Manipulating Chromosome Inheritance to Create New Plant-Breeding Technologies
Haploid plants that can be converted back to diploids are extremely useful in plant breeding. Such “doubled haploids” are the fastest way to generate fully homozygous true-breeding lines from heterozygous F1s, a process that normally takes 8–10 generations of inbreeding. Current protocols for producing haploid plants involve anther or ovule culture, or wide crosses followed by embryo rescue. These methods are genotype specific, inefficient, and difficult to apply to a wide variety of crops.

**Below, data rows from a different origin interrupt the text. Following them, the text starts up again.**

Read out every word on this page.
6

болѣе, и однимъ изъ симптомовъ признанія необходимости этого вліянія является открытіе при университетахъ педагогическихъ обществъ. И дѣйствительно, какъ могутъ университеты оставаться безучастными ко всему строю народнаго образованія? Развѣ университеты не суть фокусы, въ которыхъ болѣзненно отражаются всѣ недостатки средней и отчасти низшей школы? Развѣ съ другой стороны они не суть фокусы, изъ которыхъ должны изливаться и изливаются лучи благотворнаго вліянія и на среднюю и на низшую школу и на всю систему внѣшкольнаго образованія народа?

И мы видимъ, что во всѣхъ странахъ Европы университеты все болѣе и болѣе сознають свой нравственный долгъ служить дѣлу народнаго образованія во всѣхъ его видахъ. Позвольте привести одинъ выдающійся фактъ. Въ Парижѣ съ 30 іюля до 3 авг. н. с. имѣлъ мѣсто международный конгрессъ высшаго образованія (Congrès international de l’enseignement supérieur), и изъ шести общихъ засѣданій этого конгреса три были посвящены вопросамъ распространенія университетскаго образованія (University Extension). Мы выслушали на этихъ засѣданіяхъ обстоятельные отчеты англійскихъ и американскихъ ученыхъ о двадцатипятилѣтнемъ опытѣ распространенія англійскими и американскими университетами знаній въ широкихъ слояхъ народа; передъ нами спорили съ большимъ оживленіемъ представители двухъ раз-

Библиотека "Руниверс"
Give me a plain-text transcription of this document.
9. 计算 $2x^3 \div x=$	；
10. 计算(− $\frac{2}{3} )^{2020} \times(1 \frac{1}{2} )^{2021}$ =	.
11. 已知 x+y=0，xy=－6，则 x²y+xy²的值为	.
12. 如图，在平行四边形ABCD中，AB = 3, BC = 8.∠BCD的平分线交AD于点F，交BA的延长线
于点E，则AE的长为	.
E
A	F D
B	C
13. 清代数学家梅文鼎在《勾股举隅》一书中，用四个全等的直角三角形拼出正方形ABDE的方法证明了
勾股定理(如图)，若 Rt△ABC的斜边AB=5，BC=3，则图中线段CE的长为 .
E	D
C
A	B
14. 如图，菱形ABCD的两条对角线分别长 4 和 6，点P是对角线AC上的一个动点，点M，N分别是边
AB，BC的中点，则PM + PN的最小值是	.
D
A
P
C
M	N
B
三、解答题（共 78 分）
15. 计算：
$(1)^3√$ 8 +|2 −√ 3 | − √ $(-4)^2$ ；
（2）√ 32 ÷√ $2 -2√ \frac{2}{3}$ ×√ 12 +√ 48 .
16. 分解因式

Our method of engineering centromeres to induce genome elimination is a novel approach for producing haploid plants. Haploids are produced through seed in Arabidopsis (removing the need for tissue culture) and are easily converted into fertile diploids. This method is immediately useful for studying natural variation in Arabidopsis. QTL (quantitative trait loci) mapping populations can now be easily constructed by any laboratory, encouraging investigators to study the most interesting accessions rather than working with preexisting recombinant inbred populations.
Because CENH3 is found in all eukaryotes, our haploid production method should theoretically work in any plant species. We are testing our method in tomato (which completely lacks a haploid production method) and in Brassica species related to cabbage and canola. These plants can be crossed with many wild relatives, allowing us to test the effect of parental centromere DNA differences on haploid production. We have also initiated a haploid production project in cassava and banana/plantain, two crops that lack breeding tools yet are crucial for food security in sub-Saharan Africa.
Clonal reproduction through seeds (apomixis) could revolutionize agriculture, by allowing farmers to propagate vigorous hybrid genotypes. In collaboration with Raphael Mercier (French National Institute for Agricultural Research/INRA) and Imran Siddiqi (Centre for Cell and Molecular Biology, India), we crossed mutants that produce clonal diploid gametes to a plant with altered CENH3 proteins. Loss of chromosomes from the cenh3 mutant yielded up to 35 percent of progeny that were clones of their parent, showing that genome elimination can produce seeds from clonal gametes. This proof-of-principle experiment still required a cross between two mutants. We are working to create a clonal reproduction system in a self-fertilizing plant. In principle, apomixis can now be engineered by manipulating just four conserved genes.
Grants from the National Science Foundation and the March of Dimes provided partial support for these projects.